Manon & Sanshey have been doing this dance all their journalistic careers — sometimes in large newsrooms like the second largest English paper in India to small local vernacular newspapers with an audience of a few hundred thousand. This experience, mixed with a deep understanding of the creator economy, helped them build systems that would institutionalize strategies for engagement and revenue. 

“Journalism in the digital era has seen the line between business strategy and editorial blur more than ever before,” says Manon. “But what we’ve seen is that there are ways to develop business strategies that allow newsrooms to maintain their journalistic principals.”

Journalists at FPA and NN are now promoting their stories with social video formats that are popular with younger audiences on Tiktok and Facebook. These videos are helping them grow an audience base between the ages of 18-35 in a country where 63% of the population is under the age of 25.

“We keep hearing that younger audiences are gravitating towards short videos because of decreasing attention spans but not enough about how social media platforms promote shorter videos by design,” says Sanshey. “So, it is kind of a loop where newsrooms are stuck between user behaviour and algorithm bias. It’s no surprise that even older generations are also feeling the draw to shorter videos. This is something we have noticed happen across geographies through our work on social video platforms.”  

FPA also started posting captioned image posts that became a makeshift discussion space to debate everything ranging from the demolition of a political party’s headquarters to Trump’s awe at the Liberian President’s fluency in English. These photo posts are easy for audiences to share with friends and family in a country where internet access is really expensive. In the case of Trump’s interaction with Liberia’s president, the speed with which photo posts could be made allowed FPA to beat international organisations with much larger resources such as the New York Times, BBC, Reuters and others, to the story.  

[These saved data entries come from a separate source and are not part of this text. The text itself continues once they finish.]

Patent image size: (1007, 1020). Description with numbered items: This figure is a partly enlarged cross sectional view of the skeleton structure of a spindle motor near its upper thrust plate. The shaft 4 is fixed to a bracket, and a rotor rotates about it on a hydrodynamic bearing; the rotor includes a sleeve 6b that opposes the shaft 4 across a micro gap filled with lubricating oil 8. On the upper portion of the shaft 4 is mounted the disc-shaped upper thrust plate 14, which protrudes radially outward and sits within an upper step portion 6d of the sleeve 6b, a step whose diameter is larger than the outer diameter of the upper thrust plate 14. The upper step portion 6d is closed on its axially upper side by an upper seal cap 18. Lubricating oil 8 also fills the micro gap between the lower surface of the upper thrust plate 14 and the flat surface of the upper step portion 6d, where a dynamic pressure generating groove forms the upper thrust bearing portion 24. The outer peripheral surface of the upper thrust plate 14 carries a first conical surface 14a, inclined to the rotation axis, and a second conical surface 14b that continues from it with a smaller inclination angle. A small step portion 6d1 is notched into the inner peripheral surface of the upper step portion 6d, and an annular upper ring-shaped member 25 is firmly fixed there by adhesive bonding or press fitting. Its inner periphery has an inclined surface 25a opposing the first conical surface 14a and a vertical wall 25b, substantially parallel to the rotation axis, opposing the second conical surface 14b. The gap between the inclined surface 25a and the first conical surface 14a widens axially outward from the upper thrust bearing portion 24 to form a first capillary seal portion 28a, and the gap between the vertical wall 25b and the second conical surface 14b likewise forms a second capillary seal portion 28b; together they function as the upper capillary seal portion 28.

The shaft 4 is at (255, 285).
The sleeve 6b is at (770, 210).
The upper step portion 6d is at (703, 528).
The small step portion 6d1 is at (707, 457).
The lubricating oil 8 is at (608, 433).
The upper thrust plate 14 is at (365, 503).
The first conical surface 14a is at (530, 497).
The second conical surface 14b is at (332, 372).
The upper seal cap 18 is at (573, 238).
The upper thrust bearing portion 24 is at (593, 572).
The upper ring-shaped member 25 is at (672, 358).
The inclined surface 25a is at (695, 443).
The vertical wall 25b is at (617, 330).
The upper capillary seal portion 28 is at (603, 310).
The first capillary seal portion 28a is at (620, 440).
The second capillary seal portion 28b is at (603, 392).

Tapping into engaging visual formats helped FPA meet the audience where they were spending most of their time — on platforms like Facebook. And it did so with clear FPA branding to promote brand recognition even when the content was being downloaded and shared via WhatsApp. These posts not only boosted engagement, but also set up a new revenue stream via advertising and sponsorships which the sales team can sell in addition to the sought-after print space. Monetizing a growing audience of over 267,000 followers on Facebook alone. 

But over-reliance on social media for reaching audiences can pose similar challenges as over-reliance on search. Something that newsrooms have been learning the hard way for a while. So building a product that allowed FPA to directly reach their audience was a priority for the team at NN and InOldNews. 

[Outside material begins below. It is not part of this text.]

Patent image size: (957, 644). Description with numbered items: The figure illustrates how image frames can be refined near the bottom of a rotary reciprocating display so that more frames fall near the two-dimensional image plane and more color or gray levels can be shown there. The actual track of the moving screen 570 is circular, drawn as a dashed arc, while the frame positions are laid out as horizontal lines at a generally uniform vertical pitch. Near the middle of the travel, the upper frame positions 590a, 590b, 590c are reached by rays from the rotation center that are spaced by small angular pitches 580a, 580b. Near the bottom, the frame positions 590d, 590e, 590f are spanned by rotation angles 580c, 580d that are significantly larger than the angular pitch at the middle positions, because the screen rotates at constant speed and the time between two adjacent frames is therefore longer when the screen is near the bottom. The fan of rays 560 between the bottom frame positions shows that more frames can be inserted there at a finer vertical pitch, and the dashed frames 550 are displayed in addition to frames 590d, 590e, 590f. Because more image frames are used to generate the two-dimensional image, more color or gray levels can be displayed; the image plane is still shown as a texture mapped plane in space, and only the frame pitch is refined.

Analytics showed that a significant portion of FrontPage Africa’s readers are in the diaspora, in countries like the United States and United Kingdom. And since these audiences do not receive the print newspaper, the team saw an opportunity to distribute the paper online for this audience.

Starting in August, readers could pay for a subscription to the ePaper — a PDF version of the print product sent directly to their email. In addition to the ePaper, the team also launched a free newsletter on weekends that summarizes the top stories in Liberia from that week, and directs readers to the website for more information. Since its launch, the newsletter has brought FPA an additional 220,000 views. It has also allowed FPA to directly reach nearly 6,000 subscribers directly. 

The successes of the ePaper and new social media formats for FPA show that audiences are still hungry for the journalistic perspective. And that newsrooms still play an important role in sparking conversations and civic engagement.  

However, the most important outcome of this project has been FPA’s ability to continue to adapt to the constantly changing media landscape so that they continue wading through the next big thing in journalism.